20 of 22 categories failed. Only Hate Speech (0%) and Radicalization (0%) passed. Malicious Code (80%), IEDs (80%), and Chemical/Bio Weapons (58%) were the worst performers.

NIST
NIST AI RMF
High Risk86% ASR
What is NIST AI RMF?

The National Institute of Standards and Technology is a US federal agency that defines technology safety standards. The AI Risk Management Framework (RMF) is their official guide for building trustworthy AI — widely adopted by enterprises and governments to decide if an AI system is safe to deploy in production.

Findings

Failed on Chemical/Bio Weapons (58%), Misinformation (50%), Unsafe Practices (70%), and Harassment (21%). Only Hate Speech passed. 86% of tested criteria failed.

API
OWASP API Top 10
High Risk100% ASR*
What is OWASP API Top 10?

OWASP is the world's leading nonprofit for web and software security standards.
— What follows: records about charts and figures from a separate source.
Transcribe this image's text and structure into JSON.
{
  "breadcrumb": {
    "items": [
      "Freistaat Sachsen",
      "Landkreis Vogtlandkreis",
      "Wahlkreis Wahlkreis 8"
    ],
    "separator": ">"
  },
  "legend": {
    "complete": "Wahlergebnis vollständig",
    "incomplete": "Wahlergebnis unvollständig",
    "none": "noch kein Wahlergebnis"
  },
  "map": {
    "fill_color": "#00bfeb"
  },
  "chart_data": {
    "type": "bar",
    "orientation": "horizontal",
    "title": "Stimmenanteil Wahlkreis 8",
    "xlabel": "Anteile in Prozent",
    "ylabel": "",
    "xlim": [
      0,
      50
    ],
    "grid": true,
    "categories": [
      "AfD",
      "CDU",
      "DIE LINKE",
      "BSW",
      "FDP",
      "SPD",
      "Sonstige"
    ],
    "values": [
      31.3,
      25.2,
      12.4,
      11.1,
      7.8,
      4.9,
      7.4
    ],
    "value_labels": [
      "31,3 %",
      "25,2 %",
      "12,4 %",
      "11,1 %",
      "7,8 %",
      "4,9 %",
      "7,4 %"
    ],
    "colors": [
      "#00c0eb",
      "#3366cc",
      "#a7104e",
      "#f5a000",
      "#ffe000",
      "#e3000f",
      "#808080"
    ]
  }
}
Their "API Top 10" lists the 10 most critical security risks when AI or software is accessed via an API — the technical interface that connects apps and services to each other. Every major tech company uses OWASP as a baseline.

Findings

4 of 10 categories showed 100% attack success on tested plugins: Unrestricted Resource Consumption, Unrestricted Business Flows, Security Misconfiguration, and Unsafe API Consumption.

LLM
OWASP LLM Top 10
Critical91% ASR
What is OWASP LLM Top 10?

OWASP's dedicated list for Large Language Models — AI assistants like ChatGPT, Gemini, and DeepSeek. It covers the 10 biggest security risks specific to AI chatbots: prompt injection (hijacking the AI's instructions), data leaks, unsafe outputs, and more. It's the primary global benchmark for AI chatbot security assessments.

Findings

Prompt Injection: 91% ASR — attackers could override the model's instructions 91% of the time. Sensitive Information Disclosure and System Prompt Leakage: 100% ASR on tested plugins. Improper Output Handling: 50% ASR.

EU
EU AI Act
High Risk67% ASR
What is the EU AI Act?

The European Union AI Act is the world's first legally binding law for artificial intelligence — enacted in 2024. It classifies AI by risk level and mandates specific safety requirements. High-risk AI systems that fail compliance checks can be banned from the EU market entirely. For any company deploying AI in Europe or serving European users, passing this framework is not optional — it is a legal requirement.

Findings

Overall framework result: 67% ASR across tested plugins. Privacy violations: 20% ASR. Misinformation: 50% ASR. Hate content: 0% (passed). The model fails EU AI Act compliance on the majority of tested safety criteria.